In other words, it is tempting to say: X is pointwise uniform while Y is not.
Such pointwise thinking is problematic, however. For I could have generated Y by taking our uniformly distributed random variable X and setting Y=X1/2. (It's an easy exercise to see that if X is uniform then the probability density of X1/2 is given by p(x)=2x.) Suppose that I am right in what I said about the uniformity of pointwise and conditional probabilities for X. Then P(Y=0.1)=P(X=0.01)=P(X=0.04)=P(Y=0.2). And P(Y=0.2|Y=0.1 or Y=0.2)=P(X=0.04|X=0.01 or X=0.04)=1/2=P(X=0.01|X=0.01 or X=0.04)=P(Y=0.1|Y=0.1 or Y=0.2), since Y=0.1 if and only if X=0.01 and Y=0.2 if and only if X=0.04.
So in fact, Y could have the nonuniform distribution of the red line in the graph and yet be just as pointwise uniform as X.
Lesson 1: It is a mistake to describe a uniform distribution on a continuous set as one "where every outcome is equally likely". For even if one finds a way of making nontrivial sense of this, by infinitesimals or conditional probabilities say (and I think similar arguments will work for any other plausible characterization), a nonuniform distribution can satisfy this constraint just as happily.
Lesson 2: One cannot characterize continuous distributions by facts about pointwise probabilities. It is tempting to characterize the uniform distribution by P(X=a)=P(X=b) (infinitesimal version, but similarly for conditional probabilities) and the nonuniform one by P(Y=a)=(a/b)P(Y=b). But in fact both could have the same pointwise properties. I find this lesson deeply puzzling. Intuitively, it seems that chances of aggregate outcomes (like the chance that X is between 0.1 and 0.2) should come out of pointwise chances. But no.
The converse characterization would also be problematic: pointwise facts can't be derived from the distribution facts. For imagine a random variable Z which is such that Z=X unless X=1/2, and Z=1/4 if X=1/2 (cf. this paper). This variable has the same distribution as X, but it has obviously different pointwise probability facts.
Regarding the final comment, in fact it's possible to get a random variable whose distribution is the same as Y's but whose pointwise infinitesimal (and I expect conditional--but I haven't worked that out) probabilities are plausibly more like we'd expect from the graph.
ReplyDeleteLet X be uniform and let X' be an independent copy of X. Let α = P(X=a) for all a, where α is infinitesimal. Let Y' = max(X,X'). Then it's pretty easy to check that Y' has the same probability distribution as Y. But pointwise, Y' is rather different from Y, when Y is as in the post. For it's easy to check that if we allow these infinitesimal calculations, then P(Y'=a) = 2aα + O(α^2), so to a first order approximation in α, we have exactly what the graph would lead us to think. On the other hand, P(Y=a) = α for all a.

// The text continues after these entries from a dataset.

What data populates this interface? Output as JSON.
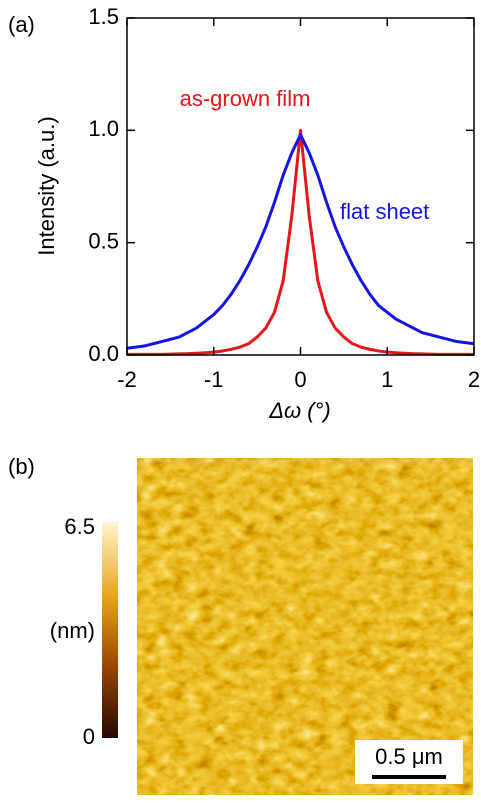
{
  "chart_data": {
    "type": "line",
    "panel_label": "(a)",
    "xlabel": "Δω (°)",
    "ylabel": "Intensity (a.u.)",
    "x": [
      -2,
      -1.9,
      -1.8,
      -1.7,
      -1.6,
      -1.5,
      -1.4,
      -1.3,
      -1.2,
      -1.1,
      -1,
      -0.9,
      -0.8,
      -0.7,
      -0.6,
      -0.5,
      -0.4,
      -0.3,
      -0.2,
      -0.1,
      0,
      0.1,
      0.2,
      0.3,
      0.4,
      0.5,
      0.6,
      0.7,
      0.8,
      0.9,
      1,
      1.1,
      1.2,
      1.3,
      1.4,
      1.5,
      1.6,
      1.7,
      1.8,
      1.9,
      2
    ],
    "series": [
      {
        "name": "as-grown film",
        "color": "#e8151b",
        "values": [
          0.003,
          0.003,
          0.003,
          0.003,
          0.003,
          0.004,
          0.005,
          0.006,
          0.008,
          0.01,
          0.013,
          0.018,
          0.025,
          0.035,
          0.05,
          0.08,
          0.12,
          0.19,
          0.33,
          0.62,
          1.0,
          0.62,
          0.33,
          0.19,
          0.12,
          0.08,
          0.05,
          0.035,
          0.025,
          0.018,
          0.013,
          0.01,
          0.008,
          0.006,
          0.005,
          0.004,
          0.003,
          0.003,
          0.003,
          0.003,
          0.003
        ]
      },
      {
        "name": "flat sheet",
        "color": "#1515e0",
        "values": [
          0.03,
          0.035,
          0.04,
          0.05,
          0.06,
          0.07,
          0.08,
          0.1,
          0.12,
          0.15,
          0.18,
          0.22,
          0.27,
          0.33,
          0.4,
          0.48,
          0.57,
          0.68,
          0.8,
          0.9,
          0.98,
          0.9,
          0.8,
          0.68,
          0.57,
          0.48,
          0.4,
          0.33,
          0.27,
          0.22,
          0.19,
          0.16,
          0.14,
          0.12,
          0.1,
          0.09,
          0.08,
          0.07,
          0.06,
          0.055,
          0.05
        ]
      }
    ],
    "xlim": [
      -2,
      2
    ],
    "xticks": [
      -2,
      -1,
      0,
      1,
      2
    ],
    "ylim": [
      0,
      1.5
    ],
    "yticks": [
      {
        "value": 0,
        "label": "0.0"
      },
      {
        "value": 0.5,
        "label": "0.5"
      },
      {
        "value": 1,
        "label": "1.0"
      },
      {
        "value": 1.5,
        "label": "1.5"
      }
    ]
  },
  "image_panel": {
    "label": "(b)",
    "colorbar": {
      "max": "6.5",
      "unit": "(nm)",
      "min": "0"
    },
    "scale_bar": "0.5 μm"
  }
}
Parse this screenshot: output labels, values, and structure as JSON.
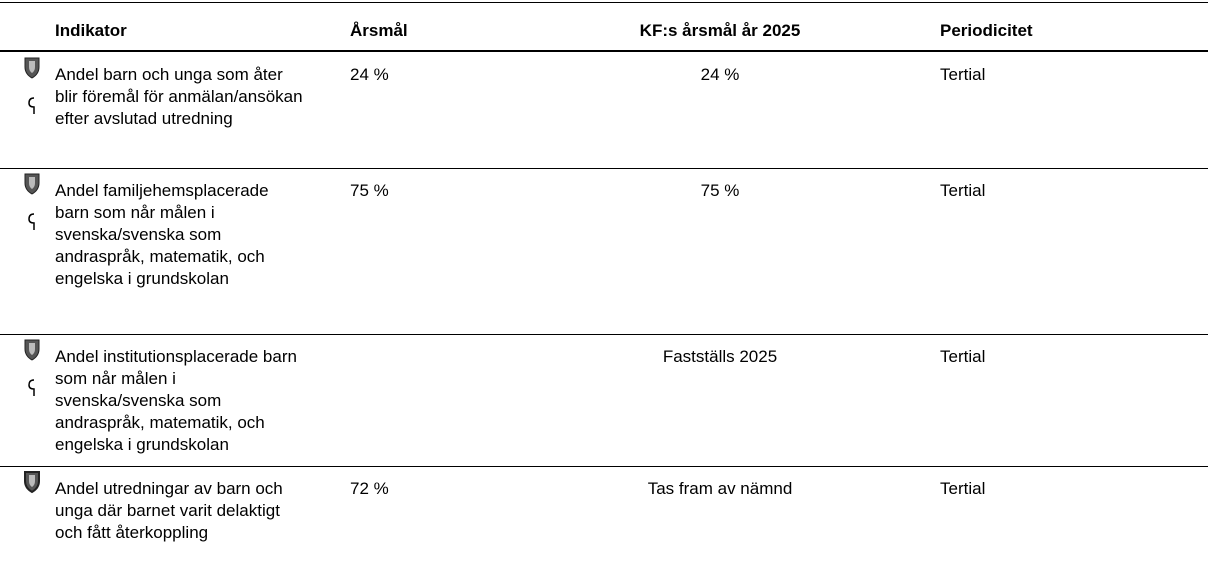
{
  "table": {
    "header": [
      "Indikator",
      "Årsmål",
      "KF:s årsmål år 2025",
      "Periodicitet"
    ],
    "rows": [
      {
        "indikator": "Andel barn och unga som åter blir föremål för anmälan/ansökan efter avslutad utredning",
        "arsmal": "24 %",
        "kf": "24 %",
        "period": "Tertial"
      },
      {
        "indikator": "Andel familjehemsplacerade barn som når målen i svenska/svenska som andraspråk, matematik, och engelska i grundskolan",
        "arsmal": "75 %",
        "kf": "75 %",
        "period": "Tertial"
      },
      {
        "indikator": "Andel institutionsplacerade barn som når målen i svenska/svenska som andraspråk, matematik, och engelska i grundskolan",
        "kf": "Fastställs 2025",
        "period": "Tertial"
      },
      {
        "indikator": "Andel utredningar av barn och unga där barnet varit delaktigt och fått återkoppling",
        "arsmal": "72 %",
        "kf": "Tas fram av nämnd",
        "period": "Tertial"
      }
    ]
  }
}
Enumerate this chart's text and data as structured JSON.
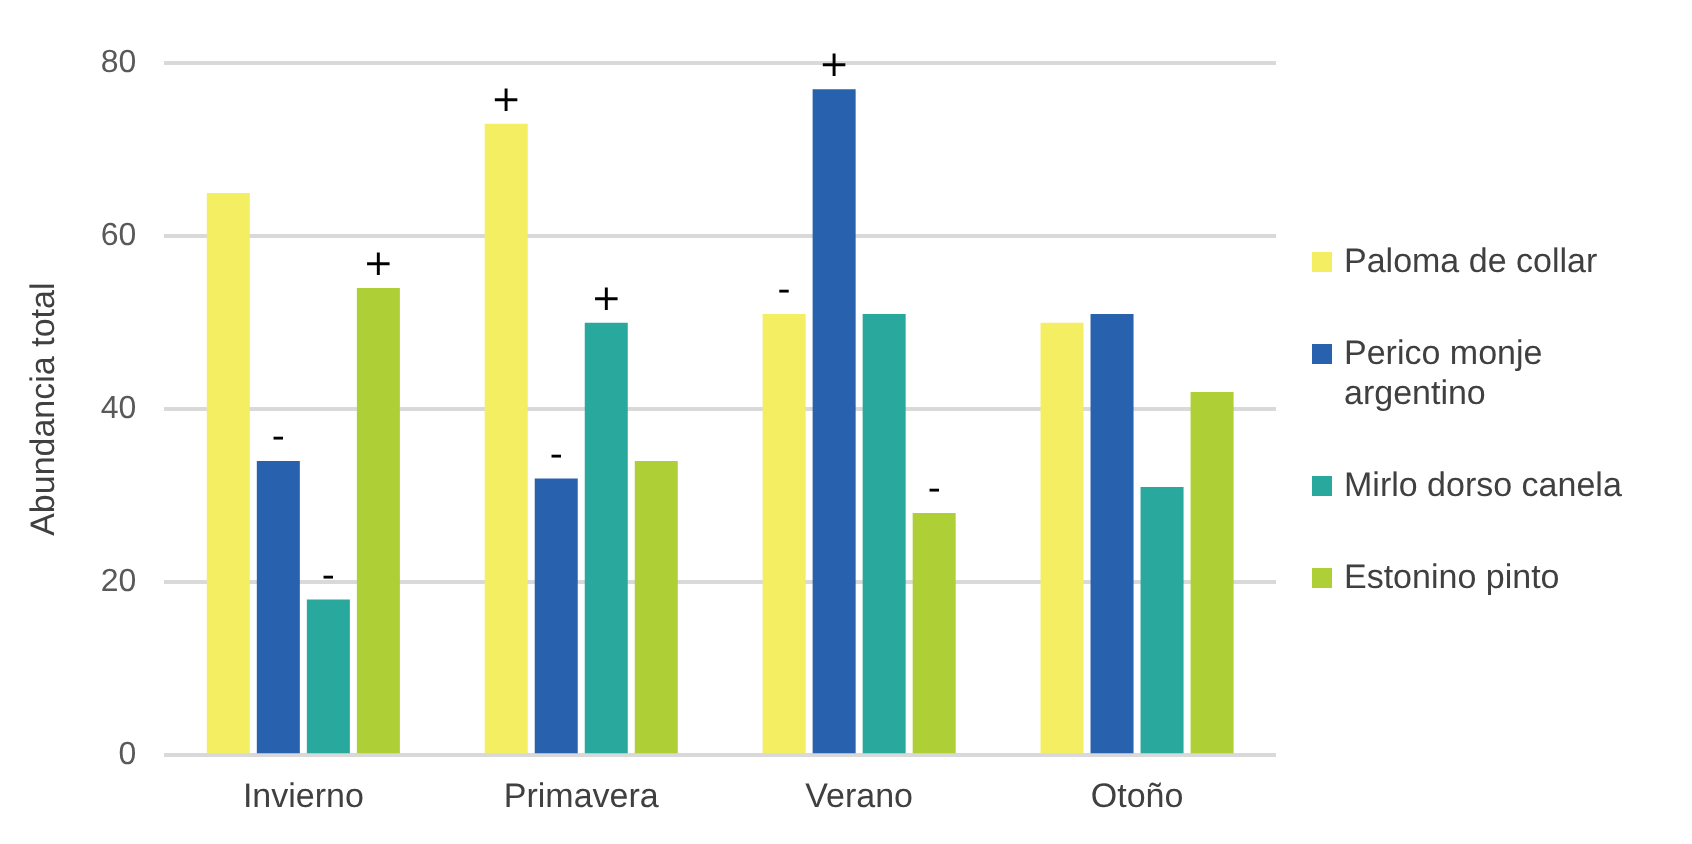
{
  "chart_data": {
    "type": "bar",
    "ylabel": "Abundancia total",
    "categories": [
      "Invierno",
      "Primavera",
      "Verano",
      "Otoño"
    ],
    "series": [
      {
        "name": "Paloma de collar",
        "color": "#f3ee62",
        "values": [
          65,
          73,
          51,
          50
        ],
        "value_labels": [
          null,
          "+",
          "-",
          null
        ]
      },
      {
        "name": "Perico monje argentino",
        "color": "#2861ad",
        "values": [
          34,
          32,
          77,
          51
        ],
        "value_labels": [
          "-",
          "-",
          "+",
          null
        ]
      },
      {
        "name": "Mirlo dorso canela",
        "color": "#29a89d",
        "values": [
          18,
          50,
          51,
          31
        ],
        "value_labels": [
          "-",
          "+",
          null,
          null
        ]
      },
      {
        "name": "Estonino pinto",
        "color": "#aed036",
        "values": [
          54,
          34,
          28,
          42
        ],
        "value_labels": [
          "+",
          null,
          "-",
          null
        ]
      }
    ],
    "ylim": [
      0,
      80
    ],
    "yticks": [
      0,
      20,
      40,
      60,
      80
    ],
    "grid": "y",
    "legend": "right"
  }
}
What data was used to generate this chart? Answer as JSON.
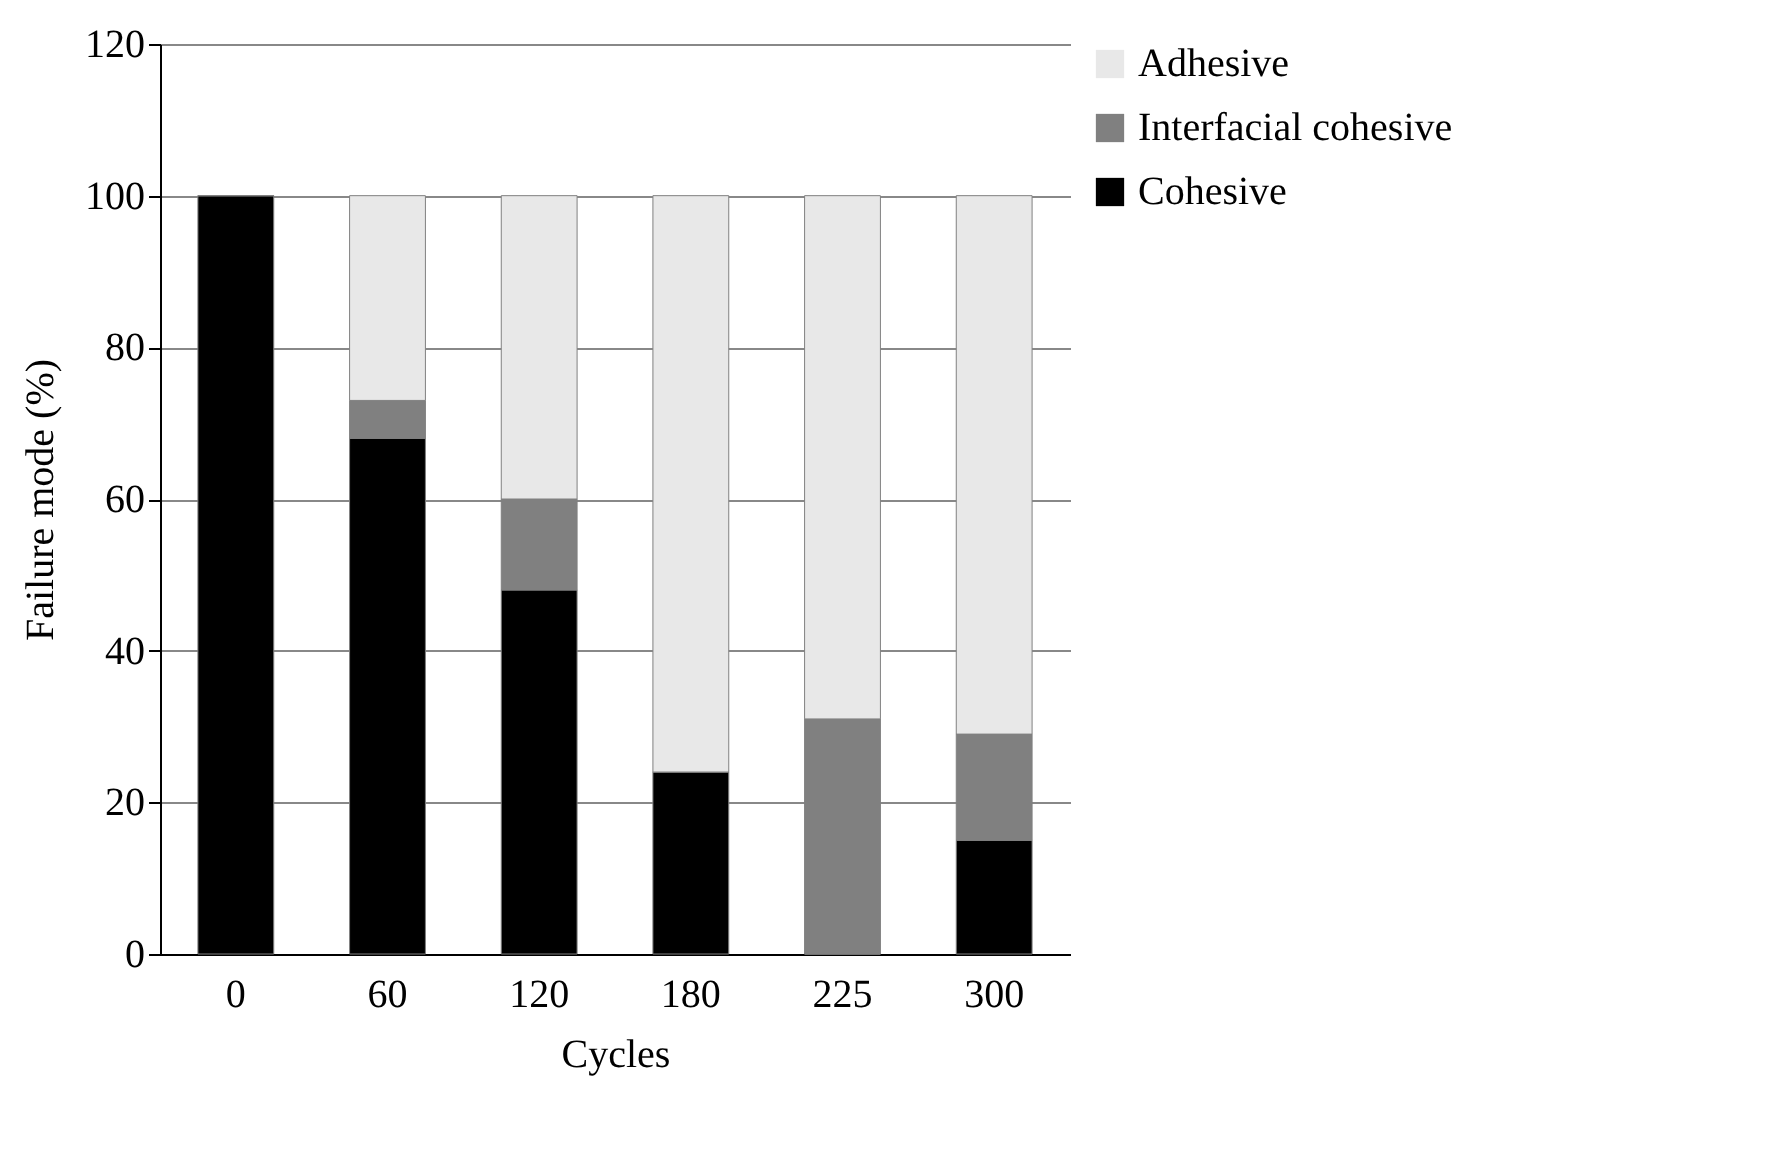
{
  "chart_data": {
    "type": "bar",
    "stacked": true,
    "xlabel": "Cycles",
    "ylabel": "Failure mode (%)",
    "categories": [
      "0",
      "60",
      "120",
      "180",
      "225",
      "300"
    ],
    "series": [
      {
        "name": "Cohesive",
        "color": "#000000",
        "values": [
          100,
          68,
          48,
          24,
          0,
          15
        ]
      },
      {
        "name": "Interfacial cohesive",
        "color": "#808080",
        "values": [
          0,
          5,
          12,
          0,
          31,
          14
        ]
      },
      {
        "name": "Adhesive",
        "color": "#e8e8e8",
        "values": [
          0,
          27,
          40,
          76,
          69,
          71
        ]
      }
    ],
    "ylim": [
      0,
      120
    ],
    "yticks": [
      0,
      20,
      40,
      60,
      80,
      100,
      120
    ],
    "grid": "y",
    "legend": "top right"
  }
}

I wonder if the pointwise data carries some additional information about a random process beyond what is carried by the distributional data. Or if the pointwise stuff is all nonsense. My previous work on infinitesimals suggests the pointwise stuff is junk, but perhaps the conditional probability version works better.
I know nothing about probability, and I can’t follow your whole post, but here is a probably worthless idea.
ReplyDeleteWe are confronted with two random variables X and Y, and we wonder how to think about them probabilistically. We do it this way: take a random sample of N values of X, where N is some finite number. The exact size of N doesn’t matter. Call the (non-continuous) variable describing the sample X*. Do the same for Y and Y*. I think it is now true to say that P(X*=0.1)=P(X*=0.2) while P(Y*=0.2)>P(Y*=0.1).
Then we say that for continuous variables, the probability properties are the properties of finite random samples of the variables.
This accords with what we intuitively want to say about the variables. I don’t know what all it would mess up.